Village of Great Neck Plaza amends parking meter regulations in Gussack Lot

Joe Nikic

In an effort to improve the amount of available parking spaces in the village, Village of Great Neck Plaza board of trustees voted last Wednesday to amend the parking regulations in the Gussack lot and change parking meters from a four-hour time limit to two hours.

Trustees cited resident complaints over lack of available parking spaces in the village as the reason for changing 66 meters in the lot located across from Village Hall.

“We are trying to address the need of some merchants to have spaces where their customers can park longer term, and trying to calm down, which is a very significant problem, the overtime parking,” Deputy Mayor Ted Rosen said. “Reducing the hours to two hours helps us enforce that.”

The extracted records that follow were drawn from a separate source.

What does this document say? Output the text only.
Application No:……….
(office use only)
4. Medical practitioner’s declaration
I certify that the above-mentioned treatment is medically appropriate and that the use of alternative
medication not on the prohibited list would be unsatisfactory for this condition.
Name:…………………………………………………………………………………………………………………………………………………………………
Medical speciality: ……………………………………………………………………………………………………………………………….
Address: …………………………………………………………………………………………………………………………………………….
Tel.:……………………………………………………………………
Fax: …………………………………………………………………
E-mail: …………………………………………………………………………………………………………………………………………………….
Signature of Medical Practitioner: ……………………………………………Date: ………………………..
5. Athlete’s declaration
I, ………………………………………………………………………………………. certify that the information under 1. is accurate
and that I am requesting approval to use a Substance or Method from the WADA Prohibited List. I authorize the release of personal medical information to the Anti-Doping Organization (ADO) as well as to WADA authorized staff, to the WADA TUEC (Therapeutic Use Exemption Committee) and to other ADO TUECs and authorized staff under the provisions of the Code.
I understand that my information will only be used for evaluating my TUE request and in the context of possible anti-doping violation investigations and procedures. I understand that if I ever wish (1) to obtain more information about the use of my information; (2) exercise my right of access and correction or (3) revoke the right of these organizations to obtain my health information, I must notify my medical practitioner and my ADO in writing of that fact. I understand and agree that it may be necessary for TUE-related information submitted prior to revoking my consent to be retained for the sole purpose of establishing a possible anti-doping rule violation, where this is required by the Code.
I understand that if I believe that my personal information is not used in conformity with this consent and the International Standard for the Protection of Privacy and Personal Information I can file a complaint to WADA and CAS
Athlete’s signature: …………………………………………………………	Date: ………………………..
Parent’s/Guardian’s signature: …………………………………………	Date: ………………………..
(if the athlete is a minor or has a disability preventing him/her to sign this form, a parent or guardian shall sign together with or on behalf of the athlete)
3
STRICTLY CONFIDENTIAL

Mayor Jean Celender said the idea to go from four-hour parking limits to two hours was based on findings by a parking consultant hired by the village last year.

“We are going with a consultant that’s known in the field, that gets hired by many villages to look at their parking and to make recommendations and to study whether these recommendations work or don’t work,” Celender said.

Mark Wolf, owner of women’s clothing store Camp & Campus on 42 Middle Neck Road, said he was strongly opposed to the time change because it would hurt business in the village.

“If you want to chase people away, the two-hour limit will surely do it,” Wolf said. ““But you go to two hours and wait for customers to complain about it. A lot of people wont complain, they just won’t come back.”

Rosen said the village was trying to accommodate different interests as not all customers need the same amount of time.

While most of the meters will change to two-hour limits, the village will leave 30 meters around the perimeter of the lot at four hours.

Wolf said two hours is not ample time for shoppers to get everything they need when coming into the village. He suggested the village change the meters to a three-hour limit instead.

Three-hour limits would not help the village catch parking meter abusers, Celender said, as it would only allow them to check for meter abusers twice a day during the 9 a.m. to 3 p.m meter time restrictions.

Celender added they would be able to better enforce the rule at two hours.

Wolf said the village should try three-hour parking meters for three months and then see if it is working or not.

Celender said the village did not want to continuously change the meter regulations and wanted to get it right the first time.

“It’s a big deal to make changes. We do have to reprogram the meters, we do have to redo signage, we have to redo tickets,” Celender said. “We want to get it more or less right the first time around, if we have to tweak it, fine then we will have to tweak it.”

The village will also be changing the cost of paying for parking meters.

Meters in the Gussack lot currently take 25 cents for an hour of parking, but will change to take 25 cents for half hour parking.

While the board wants to get the parking problem fixed the first time, Celender said, they will look back into it in the future to make sure the problem gets solved.

“We have plans that we’re going to look at this again and make sure that it’s working,” she said.